PolyCoder

open_source

PolyCoder is an open-source LLM trained on source code, available in 160M, 0.4B, and 2.7B parameter sizes on HuggingFace. MIT licensed and free for research and commercial use.

Coding & Development

Foundation Models

LLM Developer Tools

About

PolyCoder is an open-source large language model specifically designed for source code, developed by Vincent Hellendoorn as part of the Code-LMs research project. It provides pre-trained neural language models for programming across multiple languages, offering three model sizes—160M, 0.4B, and 2.7B parameters—to accommodate a range of hardware configurations and performance needs. Trained on a diverse corpus of source code spanning many programming languages, PolyCoder supports code completion, generation, and understanding tasks. The models are fully available on the HuggingFace Hub, enabling developers to integrate them with just a few lines of Python using the widely-adopted transformers library. As a fully open-source alternative to proprietary code intelligence models, PolyCoder is ideal for researchers studying code LLMs, developers building self-hosted code AI tools, and organizations that require on-premise solutions without relying on third-party APIs. Its MIT license allows broad commercial and academic use. The Code-LMs repository also includes evaluation scripts for benchmarking code generation performance and data conversion utilities, making it a complete toolkit for code language model research and experimentation. With over 1.8k GitHub stars, it is a well-recognized contribution to the open-source AI coding ecosystem.

Key Features

Multiple Model Sizes: Available in 160M, 0.4B, and 2.7B parameter variants to balance performance with available compute resources.
HuggingFace Hub Integration: Fully published on the HuggingFace Hub, loadable in seconds via AutoTokenizer and AutoModelForCausalLM from the transformers library.
Multi-Language Code Training: Trained on a large, diverse corpus of source code spanning numerous programming languages for broad generalization.
MIT Open-Source License: Freely usable for research and commercial applications with full transparency into model architecture and training approach.
Evaluation & Benchmarking Tools: Includes evaluation scripts and data utilities for benchmarking code generation quality against standard metrics.

Use Cases

Code completion and generation for software development workflows without relying on proprietary cloud APIs
Academic research into code language models, training dynamics, and AI programming assistants
Building self-hosted code intelligence tools for privacy-sensitive or regulated environments
Benchmarking and evaluating code generation model performance against standard metrics
Fine-tuning a base code LLM on domain-specific or proprietary codebases for specialized assistance

Pros

Fully Open Source: MIT-licensed and self-hostable, making it perfect for privacy-sensitive or air-gapped environments without dependency on external APIs.
Easy HuggingFace Integration: Requires only a few lines of code to load and run inference, leveraging the familiar transformers ecosystem.
Flexible Sizing: Three model sizes let users run PolyCoder on consumer hardware while scaling up for higher-quality outputs when resources allow.

Cons

Smaller Scale Than Commercial Models: At a maximum of 2.7B parameters, PolyCoder lags behind large proprietary models like GPT-4 and GitHub Copilot in code generation quality.
Limited Ongoing Maintenance: The repository has limited recent activity, meaning it may not keep pace with newer techniques or language trends in the fast-moving code AI space.

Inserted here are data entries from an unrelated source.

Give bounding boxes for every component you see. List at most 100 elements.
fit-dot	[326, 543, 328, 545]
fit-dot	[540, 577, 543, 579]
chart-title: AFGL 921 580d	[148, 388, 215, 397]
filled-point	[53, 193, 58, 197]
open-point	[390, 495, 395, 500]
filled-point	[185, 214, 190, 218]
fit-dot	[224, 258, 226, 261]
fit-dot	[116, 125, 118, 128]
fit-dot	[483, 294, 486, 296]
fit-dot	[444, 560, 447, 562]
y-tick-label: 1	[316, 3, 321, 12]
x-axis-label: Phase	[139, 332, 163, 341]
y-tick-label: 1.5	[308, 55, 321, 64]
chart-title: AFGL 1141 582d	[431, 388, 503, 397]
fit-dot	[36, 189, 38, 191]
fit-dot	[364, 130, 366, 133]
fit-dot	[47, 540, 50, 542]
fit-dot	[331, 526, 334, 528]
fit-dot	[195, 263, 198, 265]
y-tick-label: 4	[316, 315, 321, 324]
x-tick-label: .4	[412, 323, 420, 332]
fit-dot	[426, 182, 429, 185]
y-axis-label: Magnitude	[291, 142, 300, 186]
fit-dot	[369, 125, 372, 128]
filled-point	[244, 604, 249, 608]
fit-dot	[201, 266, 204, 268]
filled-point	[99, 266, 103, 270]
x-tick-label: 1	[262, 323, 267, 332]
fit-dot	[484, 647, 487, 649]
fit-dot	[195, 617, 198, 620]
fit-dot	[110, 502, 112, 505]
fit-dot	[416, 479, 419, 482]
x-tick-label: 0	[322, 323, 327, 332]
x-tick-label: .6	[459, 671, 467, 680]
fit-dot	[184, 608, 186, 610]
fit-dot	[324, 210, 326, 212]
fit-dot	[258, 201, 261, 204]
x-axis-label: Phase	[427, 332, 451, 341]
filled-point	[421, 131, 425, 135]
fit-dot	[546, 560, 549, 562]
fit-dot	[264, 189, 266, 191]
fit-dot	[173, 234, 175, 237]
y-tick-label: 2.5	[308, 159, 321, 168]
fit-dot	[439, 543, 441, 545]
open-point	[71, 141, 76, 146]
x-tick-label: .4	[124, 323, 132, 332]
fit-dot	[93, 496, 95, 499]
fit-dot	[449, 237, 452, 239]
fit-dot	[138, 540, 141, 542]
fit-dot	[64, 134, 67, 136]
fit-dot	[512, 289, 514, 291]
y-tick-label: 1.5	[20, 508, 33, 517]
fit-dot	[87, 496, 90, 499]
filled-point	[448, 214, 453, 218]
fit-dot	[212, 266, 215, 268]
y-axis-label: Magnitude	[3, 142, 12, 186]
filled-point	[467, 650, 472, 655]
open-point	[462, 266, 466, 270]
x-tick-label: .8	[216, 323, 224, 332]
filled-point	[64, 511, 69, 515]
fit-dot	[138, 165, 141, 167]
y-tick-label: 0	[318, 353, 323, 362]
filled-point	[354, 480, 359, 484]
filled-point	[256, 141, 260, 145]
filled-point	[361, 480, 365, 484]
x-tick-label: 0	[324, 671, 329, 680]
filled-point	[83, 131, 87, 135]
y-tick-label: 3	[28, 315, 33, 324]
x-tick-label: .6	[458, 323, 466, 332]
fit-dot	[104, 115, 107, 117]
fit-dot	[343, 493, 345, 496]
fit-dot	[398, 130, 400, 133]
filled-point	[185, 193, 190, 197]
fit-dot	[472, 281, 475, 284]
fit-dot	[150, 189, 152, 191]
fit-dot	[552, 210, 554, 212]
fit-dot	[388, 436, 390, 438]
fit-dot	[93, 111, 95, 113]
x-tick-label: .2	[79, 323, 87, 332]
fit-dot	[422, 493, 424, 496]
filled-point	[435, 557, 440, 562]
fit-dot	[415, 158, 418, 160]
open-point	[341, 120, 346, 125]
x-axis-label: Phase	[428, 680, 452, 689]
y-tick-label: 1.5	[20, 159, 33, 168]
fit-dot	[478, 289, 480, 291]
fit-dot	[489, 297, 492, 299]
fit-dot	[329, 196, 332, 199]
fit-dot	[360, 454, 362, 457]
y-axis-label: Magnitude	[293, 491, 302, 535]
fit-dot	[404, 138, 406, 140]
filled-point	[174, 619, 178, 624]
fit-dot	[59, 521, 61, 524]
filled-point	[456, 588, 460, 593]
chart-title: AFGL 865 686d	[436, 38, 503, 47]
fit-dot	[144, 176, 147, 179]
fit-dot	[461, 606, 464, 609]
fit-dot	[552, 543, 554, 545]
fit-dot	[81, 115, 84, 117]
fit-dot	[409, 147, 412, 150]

Frequently Asked Questions

PolyCoder is an open-source large language model trained on source code, released by researcher Vincent Hellendoorn. It is available in 160M, 0.4B, and 2.7B parameter sizes for code generation and completion.

PolyCoder is hosted on the HuggingFace Hub. You can load it using the transformers library with `AutoTokenizer.from_pretrained('NinedayWang/PolyCoder-2.7B')` and `AutoModelForCausalLM.from_pretrained(...)`, requiring transformers version 4.23.0 or later.

Yes. PolyCoder is completely free and open-source under the MIT license, permitting both research and commercial use without restriction.

PolyCoder was trained on a diverse multi-language corpus of source code, giving it broad support across many popular programming languages.

PolyCoder is a significantly smaller open-source model compared to the large proprietary models powering GitHub Copilot. It offers greater transparency, self-hosting capability, and zero API cost, but may produce lower-quality completions on complex tasks.